THE OPPOSITION GET FLAP-UP
November 18, 2014, By KNews, Filed Under Features / Columnists, Peeping Tom, Source - Kaieteur News
The Opposition parties get “flap- up”. They set a trap for the government; but they fall into their own trap.
They now feel shame bad because instead of their supporters having a big party and jumping up because the government would have had to resign, the planned no-confidence motion was nullified. Instead of the government resigning, the government remains in power while the opposition has to protest the fact they fall in their own trap.
How the opposition parties never saw prorogation coming is unexplainable. After all there has always been in the Constitution a back door exit for any President facing impeachment. Under the 1980 Constitution, Burnham could have prorogued or dissolved the National Assembly if faced with an impeachment. That has always been a reserve power and therefore the opposition ought to have known that it could have been used to prevent the no-confidence motion.

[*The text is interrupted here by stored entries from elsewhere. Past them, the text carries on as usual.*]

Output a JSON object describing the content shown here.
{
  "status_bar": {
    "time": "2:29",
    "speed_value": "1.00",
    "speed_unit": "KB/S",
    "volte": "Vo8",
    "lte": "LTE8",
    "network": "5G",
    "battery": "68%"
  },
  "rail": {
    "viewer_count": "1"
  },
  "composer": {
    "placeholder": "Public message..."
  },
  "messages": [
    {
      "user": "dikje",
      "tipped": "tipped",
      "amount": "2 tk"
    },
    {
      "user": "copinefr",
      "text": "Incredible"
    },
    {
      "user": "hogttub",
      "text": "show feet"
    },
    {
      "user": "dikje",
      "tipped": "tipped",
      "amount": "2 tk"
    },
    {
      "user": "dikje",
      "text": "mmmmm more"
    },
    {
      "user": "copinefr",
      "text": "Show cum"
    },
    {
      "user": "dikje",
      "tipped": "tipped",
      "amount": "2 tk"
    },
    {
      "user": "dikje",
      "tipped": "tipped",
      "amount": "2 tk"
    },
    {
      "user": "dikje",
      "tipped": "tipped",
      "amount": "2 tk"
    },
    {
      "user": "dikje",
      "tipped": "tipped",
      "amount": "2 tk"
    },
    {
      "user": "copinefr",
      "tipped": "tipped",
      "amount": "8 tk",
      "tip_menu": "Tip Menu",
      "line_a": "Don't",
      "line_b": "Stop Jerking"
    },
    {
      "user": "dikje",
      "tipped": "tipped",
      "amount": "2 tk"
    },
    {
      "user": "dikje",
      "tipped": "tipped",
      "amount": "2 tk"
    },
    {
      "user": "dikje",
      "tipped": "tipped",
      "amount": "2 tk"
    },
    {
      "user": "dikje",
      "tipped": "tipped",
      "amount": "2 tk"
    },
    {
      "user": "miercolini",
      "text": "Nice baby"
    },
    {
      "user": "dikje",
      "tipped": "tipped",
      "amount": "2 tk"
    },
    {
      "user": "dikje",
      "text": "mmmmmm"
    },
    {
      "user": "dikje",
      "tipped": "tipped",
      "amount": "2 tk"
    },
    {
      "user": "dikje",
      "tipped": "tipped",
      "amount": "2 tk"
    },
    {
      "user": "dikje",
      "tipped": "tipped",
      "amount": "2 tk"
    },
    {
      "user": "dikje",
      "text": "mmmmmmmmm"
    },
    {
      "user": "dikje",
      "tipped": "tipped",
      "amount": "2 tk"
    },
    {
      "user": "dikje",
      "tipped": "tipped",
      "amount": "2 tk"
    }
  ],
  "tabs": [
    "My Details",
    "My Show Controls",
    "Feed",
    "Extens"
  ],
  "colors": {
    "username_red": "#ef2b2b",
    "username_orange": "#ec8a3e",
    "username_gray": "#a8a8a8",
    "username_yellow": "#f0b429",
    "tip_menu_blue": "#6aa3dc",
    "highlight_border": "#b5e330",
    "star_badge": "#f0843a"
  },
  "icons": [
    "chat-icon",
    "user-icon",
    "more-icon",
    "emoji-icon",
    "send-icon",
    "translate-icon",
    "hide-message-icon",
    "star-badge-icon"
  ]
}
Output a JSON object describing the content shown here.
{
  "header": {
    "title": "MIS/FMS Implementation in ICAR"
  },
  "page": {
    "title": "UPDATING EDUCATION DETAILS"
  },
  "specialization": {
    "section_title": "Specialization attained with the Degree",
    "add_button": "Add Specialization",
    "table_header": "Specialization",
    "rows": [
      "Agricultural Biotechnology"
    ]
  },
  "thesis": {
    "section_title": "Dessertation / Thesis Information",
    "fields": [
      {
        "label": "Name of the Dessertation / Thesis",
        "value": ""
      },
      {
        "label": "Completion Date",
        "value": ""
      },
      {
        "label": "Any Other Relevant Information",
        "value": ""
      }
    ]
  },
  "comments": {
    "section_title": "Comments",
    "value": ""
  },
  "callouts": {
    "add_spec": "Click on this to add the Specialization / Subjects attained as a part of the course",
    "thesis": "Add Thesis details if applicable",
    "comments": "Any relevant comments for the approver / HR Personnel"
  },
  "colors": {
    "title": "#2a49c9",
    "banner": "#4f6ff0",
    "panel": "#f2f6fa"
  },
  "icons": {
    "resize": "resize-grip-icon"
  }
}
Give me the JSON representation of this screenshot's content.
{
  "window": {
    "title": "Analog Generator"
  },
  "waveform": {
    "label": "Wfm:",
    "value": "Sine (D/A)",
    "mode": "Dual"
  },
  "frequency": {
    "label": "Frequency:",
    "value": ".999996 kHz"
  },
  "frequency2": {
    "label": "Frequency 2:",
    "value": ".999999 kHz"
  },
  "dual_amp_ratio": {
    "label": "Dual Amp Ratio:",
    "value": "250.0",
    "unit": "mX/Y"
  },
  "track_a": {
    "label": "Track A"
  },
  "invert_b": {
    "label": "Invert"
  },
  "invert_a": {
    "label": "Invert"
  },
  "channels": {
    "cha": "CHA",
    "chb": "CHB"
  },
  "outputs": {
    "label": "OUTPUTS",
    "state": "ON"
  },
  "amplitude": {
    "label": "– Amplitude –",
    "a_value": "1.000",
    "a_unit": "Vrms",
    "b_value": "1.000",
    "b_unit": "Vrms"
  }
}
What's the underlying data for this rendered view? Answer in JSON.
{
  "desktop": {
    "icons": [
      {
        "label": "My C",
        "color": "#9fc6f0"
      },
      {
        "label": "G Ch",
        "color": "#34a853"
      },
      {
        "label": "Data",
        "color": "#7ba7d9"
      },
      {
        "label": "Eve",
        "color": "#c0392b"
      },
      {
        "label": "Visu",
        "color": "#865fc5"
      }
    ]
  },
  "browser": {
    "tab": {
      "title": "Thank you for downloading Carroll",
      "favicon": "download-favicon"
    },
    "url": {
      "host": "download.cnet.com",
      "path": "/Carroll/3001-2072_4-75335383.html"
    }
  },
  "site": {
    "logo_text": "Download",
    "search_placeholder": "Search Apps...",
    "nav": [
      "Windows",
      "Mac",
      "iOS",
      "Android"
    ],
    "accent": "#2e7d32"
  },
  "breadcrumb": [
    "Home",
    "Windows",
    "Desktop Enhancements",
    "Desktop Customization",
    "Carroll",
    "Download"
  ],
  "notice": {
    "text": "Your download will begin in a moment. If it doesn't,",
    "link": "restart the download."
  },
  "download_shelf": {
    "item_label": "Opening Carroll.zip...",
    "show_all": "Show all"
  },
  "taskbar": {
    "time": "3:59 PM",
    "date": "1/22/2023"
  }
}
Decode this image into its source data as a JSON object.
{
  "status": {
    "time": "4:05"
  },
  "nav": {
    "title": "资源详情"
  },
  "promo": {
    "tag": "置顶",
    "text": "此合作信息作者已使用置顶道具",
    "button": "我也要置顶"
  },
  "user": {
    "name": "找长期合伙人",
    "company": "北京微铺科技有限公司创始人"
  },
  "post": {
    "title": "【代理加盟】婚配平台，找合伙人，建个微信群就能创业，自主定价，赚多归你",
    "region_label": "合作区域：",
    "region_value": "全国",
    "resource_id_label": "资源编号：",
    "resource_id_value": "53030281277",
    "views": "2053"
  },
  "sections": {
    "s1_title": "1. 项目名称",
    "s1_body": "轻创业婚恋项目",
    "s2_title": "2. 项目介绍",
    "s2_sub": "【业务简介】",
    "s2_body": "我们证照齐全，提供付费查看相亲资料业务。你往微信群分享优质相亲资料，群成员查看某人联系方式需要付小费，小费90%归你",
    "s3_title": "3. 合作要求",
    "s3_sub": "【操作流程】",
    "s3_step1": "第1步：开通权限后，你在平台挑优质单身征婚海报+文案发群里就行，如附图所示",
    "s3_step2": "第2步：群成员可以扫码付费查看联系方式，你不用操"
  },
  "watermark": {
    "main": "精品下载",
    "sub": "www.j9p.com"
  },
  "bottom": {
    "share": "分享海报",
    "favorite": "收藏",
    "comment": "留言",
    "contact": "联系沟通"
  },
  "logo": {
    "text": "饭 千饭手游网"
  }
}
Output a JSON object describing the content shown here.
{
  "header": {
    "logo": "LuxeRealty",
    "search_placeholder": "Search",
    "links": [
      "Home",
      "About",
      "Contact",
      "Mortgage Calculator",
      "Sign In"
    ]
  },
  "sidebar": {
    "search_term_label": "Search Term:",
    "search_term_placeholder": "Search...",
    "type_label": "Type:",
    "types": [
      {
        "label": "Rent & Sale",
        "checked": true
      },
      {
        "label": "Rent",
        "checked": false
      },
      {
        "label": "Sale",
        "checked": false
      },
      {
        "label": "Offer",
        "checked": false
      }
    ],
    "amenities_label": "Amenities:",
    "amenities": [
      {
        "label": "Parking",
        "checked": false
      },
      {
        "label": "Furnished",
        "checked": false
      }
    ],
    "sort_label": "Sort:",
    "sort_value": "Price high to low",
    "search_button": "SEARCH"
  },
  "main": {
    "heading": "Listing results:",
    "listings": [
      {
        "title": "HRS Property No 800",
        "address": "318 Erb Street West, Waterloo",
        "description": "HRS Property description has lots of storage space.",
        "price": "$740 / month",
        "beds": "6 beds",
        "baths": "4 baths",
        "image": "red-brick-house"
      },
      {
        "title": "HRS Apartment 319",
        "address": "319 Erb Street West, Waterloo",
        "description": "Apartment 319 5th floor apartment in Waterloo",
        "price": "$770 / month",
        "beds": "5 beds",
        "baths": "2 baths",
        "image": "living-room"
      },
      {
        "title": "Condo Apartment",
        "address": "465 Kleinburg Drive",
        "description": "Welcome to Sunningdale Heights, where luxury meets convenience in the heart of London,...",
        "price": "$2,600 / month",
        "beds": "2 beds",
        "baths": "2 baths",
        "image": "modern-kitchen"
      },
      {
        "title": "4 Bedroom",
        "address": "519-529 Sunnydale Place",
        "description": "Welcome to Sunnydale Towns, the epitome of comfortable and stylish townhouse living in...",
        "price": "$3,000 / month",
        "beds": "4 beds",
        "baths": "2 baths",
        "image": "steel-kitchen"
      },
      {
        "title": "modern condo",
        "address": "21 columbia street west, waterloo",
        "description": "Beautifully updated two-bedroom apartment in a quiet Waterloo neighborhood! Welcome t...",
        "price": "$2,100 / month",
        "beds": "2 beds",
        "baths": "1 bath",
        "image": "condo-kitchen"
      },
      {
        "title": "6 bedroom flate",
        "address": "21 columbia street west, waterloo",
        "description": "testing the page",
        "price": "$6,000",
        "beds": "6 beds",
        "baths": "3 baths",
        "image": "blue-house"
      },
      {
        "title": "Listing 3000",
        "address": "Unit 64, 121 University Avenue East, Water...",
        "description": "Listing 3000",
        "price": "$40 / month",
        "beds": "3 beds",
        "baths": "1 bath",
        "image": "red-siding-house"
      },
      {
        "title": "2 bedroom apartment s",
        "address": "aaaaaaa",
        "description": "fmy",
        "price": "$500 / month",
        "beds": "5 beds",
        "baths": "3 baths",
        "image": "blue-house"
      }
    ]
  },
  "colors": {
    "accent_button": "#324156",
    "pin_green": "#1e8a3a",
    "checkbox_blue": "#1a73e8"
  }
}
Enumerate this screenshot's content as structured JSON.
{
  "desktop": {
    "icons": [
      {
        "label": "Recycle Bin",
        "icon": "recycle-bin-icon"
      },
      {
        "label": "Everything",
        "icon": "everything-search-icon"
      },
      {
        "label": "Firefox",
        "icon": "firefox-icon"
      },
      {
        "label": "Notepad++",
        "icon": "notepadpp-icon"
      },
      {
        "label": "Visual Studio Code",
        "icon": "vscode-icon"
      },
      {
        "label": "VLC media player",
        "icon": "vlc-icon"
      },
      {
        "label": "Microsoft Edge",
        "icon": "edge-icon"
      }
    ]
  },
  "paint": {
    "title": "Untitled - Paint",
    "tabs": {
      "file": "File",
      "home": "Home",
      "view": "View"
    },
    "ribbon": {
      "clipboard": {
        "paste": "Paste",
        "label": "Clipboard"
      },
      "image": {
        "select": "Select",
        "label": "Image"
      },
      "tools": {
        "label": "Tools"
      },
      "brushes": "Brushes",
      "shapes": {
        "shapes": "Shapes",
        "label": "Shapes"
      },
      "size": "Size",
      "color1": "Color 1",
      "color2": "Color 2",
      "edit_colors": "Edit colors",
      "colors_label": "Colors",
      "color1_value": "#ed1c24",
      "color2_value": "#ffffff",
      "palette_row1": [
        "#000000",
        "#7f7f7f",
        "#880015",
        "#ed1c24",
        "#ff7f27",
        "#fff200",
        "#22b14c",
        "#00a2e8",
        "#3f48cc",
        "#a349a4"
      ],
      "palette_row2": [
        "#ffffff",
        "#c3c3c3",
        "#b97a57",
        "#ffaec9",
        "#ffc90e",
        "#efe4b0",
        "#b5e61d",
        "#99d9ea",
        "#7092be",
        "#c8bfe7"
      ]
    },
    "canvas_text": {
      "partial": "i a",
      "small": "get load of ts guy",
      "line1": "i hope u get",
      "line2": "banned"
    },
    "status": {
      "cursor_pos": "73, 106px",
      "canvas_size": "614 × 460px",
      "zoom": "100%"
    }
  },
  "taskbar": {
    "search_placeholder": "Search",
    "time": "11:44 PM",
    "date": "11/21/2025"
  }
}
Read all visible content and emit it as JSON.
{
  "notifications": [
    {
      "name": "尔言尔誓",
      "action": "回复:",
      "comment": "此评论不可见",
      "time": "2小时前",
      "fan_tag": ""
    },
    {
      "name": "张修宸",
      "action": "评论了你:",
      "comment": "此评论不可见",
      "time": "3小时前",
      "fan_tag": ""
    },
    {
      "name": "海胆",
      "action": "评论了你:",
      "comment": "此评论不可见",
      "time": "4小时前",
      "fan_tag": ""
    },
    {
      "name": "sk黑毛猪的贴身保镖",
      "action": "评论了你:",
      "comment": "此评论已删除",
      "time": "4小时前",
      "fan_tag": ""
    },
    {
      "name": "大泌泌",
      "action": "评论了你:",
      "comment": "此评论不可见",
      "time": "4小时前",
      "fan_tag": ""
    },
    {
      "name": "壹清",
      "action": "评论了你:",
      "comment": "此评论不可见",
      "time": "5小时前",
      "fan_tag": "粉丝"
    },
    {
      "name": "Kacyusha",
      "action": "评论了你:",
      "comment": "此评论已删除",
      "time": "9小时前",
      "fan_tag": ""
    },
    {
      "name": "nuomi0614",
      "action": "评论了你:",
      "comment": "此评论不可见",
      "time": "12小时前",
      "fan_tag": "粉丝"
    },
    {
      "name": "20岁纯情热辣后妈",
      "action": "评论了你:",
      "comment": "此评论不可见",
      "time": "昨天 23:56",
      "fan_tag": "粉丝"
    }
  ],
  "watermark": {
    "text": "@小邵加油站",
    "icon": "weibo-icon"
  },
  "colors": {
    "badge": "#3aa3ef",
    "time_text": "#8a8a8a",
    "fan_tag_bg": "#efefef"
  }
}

From day one therefore, they should have told the people what was possible since from as early as Saturday night people were in high spirits waiting for the passage of the no-confidence motion. The people were fed false expectations.
The opposition should not have expected the President to roll over and accept defeat so easily. The President is an office holder. If as an office holder, he sees someone coming to lawfully unseat him, what should he do more so if he has a constitutional power to circumvent that person from unseating him? Why would he not use that constitutional power at his disposal to prevent his government from being toppled? You coming to unseat me and I must sit down and do nothing about it when there are constitutional means at my disposal? Come on guys, did you really think that it was going to be that easy?
What sort of President did the opposition think they were dealing with? Did they really believe they were dealing with a lame duck President?
They played their cards and they tactically played it wrong. They get flap-up by the President and all they want to do now is to say that the President acted undemocratically.
Well how were they acting? How come it is democratic for them to use a constitutional power to remove the President but it is not democratic for the President to use a constitutional power so as to prevent them from removing him? Give me a break!
What were the opposition thinking when they threatened the President with a no-confidence motion, only to have him tell them to “bring it on?” What were they thinking? Did they really believe that when the President said “bring it on” that he was going to have every one of his Ministers get up and speak in the National Assembly against the no-confidence motion? Did they realistically think that the PPP was going to defend its record?
They hold the cards in the National Assembly because they have a one-seat majority. Were they hoping that in the end there would be a vote and the government would be forced to resign? Is that what they were hoping?
Or were the opposition thinking that after the no-confidence motion was passed that the President would run to the Courts to have it deemed unconstitutional? Is that what they were thinking? Or were they assuming that an action would have been filed to prevent debate on the no-confidence motion and then the Speaker would rule that parliament controls its own internal affairs and therefore no such action could prevent the debate? Is this what the opposition parties were assuming?
It is bizarre that with all the legal resources at their disposal, the opposition parties did not see prorogation coming? How could they not see that? Or were they hoping that at the last minute the government would make a grand concession to the opposition? This certainly could not have been the expectation since the AFC is particular had signaled that there was no turning back?
It is embarrassing that the opposition parties should find themselves in this quandary. They are now presenting the decision of prorogation as a rape of democracy. But they want everybody to accept that their no-confidence motion was democratic?
Yet they will now come to the Guyanese people and ask them to protest the decision of prorogation? Why should the Guyanese people follow an opposition which did not see prorogation as a response to the no-confidence motion? Why should anyone follow this opposition anymore?
To be let down again! To face another flap-up.